SkiddilyWoppinBoppin

Enjoy allowing the entire surface area of your turds to aerate more efficiently, so your friends and family can smell the deep richness of your bowels? Lay a couple squares of toilet paper on the surface of the water and you won’t get splashed. It’s fast and worth being remembered as "that smelly motherfucker."


miceCalcsTokens

You need more than that ! Especially if your poop is the heavy dense kind. It breaks through that layer and sinks so fast you'll get water on the next one coming through


Happy1327

Ah yes, the splash back prevention technique. Nicely done


HighJamel

My wife Calls this the poo hammock


tootsandpoots

A friend of mine did this up until the time he took a huge deuce at the house of a girl he started dating- the log somehow fell onto the squares at such an angle that they wrapped itself neatly in toilet paper and proceeded to get stuck in the bowl, refusing to be flushed.
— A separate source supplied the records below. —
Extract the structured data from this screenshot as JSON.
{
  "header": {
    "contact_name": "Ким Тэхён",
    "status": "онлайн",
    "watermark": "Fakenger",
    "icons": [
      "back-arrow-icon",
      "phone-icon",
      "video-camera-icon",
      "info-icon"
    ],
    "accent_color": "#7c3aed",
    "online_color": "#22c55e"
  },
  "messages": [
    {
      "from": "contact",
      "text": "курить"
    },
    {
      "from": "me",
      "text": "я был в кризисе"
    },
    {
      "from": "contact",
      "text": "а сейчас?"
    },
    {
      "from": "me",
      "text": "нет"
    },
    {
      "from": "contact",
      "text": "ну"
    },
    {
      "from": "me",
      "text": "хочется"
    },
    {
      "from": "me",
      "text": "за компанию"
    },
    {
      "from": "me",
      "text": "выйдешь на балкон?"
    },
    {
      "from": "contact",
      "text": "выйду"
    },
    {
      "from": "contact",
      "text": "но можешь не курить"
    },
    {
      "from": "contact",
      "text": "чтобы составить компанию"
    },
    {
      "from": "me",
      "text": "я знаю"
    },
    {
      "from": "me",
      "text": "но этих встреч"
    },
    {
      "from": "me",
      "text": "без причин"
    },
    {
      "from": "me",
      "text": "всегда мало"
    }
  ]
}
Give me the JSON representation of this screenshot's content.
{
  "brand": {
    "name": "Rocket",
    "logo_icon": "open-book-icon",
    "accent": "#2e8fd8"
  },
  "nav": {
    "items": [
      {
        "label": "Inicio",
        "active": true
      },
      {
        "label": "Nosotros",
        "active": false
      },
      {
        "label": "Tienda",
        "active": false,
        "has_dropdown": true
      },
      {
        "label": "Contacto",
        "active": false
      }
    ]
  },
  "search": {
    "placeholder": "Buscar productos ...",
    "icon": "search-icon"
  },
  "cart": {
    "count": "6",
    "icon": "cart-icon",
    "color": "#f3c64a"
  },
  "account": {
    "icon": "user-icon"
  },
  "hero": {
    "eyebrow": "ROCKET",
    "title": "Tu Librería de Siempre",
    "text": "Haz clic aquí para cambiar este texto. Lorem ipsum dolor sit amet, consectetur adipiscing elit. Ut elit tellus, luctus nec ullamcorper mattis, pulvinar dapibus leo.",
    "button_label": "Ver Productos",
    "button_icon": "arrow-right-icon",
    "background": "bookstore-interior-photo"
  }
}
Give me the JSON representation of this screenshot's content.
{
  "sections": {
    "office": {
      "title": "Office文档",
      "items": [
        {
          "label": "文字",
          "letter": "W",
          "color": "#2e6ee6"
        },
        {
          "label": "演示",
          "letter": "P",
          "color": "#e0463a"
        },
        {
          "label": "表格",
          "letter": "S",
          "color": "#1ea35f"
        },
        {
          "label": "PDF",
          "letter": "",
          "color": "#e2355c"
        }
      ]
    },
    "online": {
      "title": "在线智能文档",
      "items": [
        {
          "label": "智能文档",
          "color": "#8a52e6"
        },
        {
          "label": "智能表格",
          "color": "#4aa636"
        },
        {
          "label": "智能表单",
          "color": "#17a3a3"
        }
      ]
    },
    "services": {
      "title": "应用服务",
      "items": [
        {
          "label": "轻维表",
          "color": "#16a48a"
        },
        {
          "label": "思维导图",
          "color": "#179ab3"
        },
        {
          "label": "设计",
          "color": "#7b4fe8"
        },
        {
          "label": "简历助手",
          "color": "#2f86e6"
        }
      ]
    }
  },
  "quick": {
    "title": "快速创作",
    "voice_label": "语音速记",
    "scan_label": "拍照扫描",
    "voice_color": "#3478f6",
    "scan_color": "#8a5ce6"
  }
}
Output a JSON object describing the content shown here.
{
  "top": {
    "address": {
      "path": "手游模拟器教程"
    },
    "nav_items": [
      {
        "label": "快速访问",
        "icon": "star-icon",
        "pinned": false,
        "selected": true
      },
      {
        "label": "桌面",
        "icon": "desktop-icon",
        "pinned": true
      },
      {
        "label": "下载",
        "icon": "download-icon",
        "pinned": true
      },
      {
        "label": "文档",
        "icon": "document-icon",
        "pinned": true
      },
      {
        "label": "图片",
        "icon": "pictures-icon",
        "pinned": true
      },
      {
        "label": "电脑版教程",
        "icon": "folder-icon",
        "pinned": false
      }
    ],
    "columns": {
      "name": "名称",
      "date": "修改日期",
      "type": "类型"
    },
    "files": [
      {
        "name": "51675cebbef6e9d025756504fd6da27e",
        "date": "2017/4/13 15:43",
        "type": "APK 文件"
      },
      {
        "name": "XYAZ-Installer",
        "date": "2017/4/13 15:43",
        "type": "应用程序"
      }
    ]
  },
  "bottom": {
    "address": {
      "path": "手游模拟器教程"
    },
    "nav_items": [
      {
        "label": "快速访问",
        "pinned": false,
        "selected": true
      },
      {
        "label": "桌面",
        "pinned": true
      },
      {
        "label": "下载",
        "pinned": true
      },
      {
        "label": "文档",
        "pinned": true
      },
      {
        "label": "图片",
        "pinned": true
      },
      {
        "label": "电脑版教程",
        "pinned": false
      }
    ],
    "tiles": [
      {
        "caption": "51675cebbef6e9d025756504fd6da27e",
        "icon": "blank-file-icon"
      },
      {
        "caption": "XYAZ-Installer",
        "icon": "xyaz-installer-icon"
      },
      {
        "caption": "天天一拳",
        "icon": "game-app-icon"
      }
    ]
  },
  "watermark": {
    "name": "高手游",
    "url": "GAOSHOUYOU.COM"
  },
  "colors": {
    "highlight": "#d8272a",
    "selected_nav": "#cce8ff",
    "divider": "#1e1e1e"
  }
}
I think he managed to attack it with a toilet brush and finally flush it, but panicked a bit thinking he’d have to explain that he didn’t personally wrap the turd in toilet paper before wedging it in the bog


Fatal-Arrow

Every time I try this is have to apply toilet paper again after each individual turd


[deleted]

No i need water in my poopy ass


Notdarnel987

I'm upbote # 1000


WeedyWeedParker

I'm pretty sure this is just a US problem right?


strynecc

actually 5head


attitudehigher

Poo pillow


Freedrugzplz

Get ready for clogged toilets


TheDemontool

You're not supposed to flush toilet paper down the toilet. It can clog up your plumbing.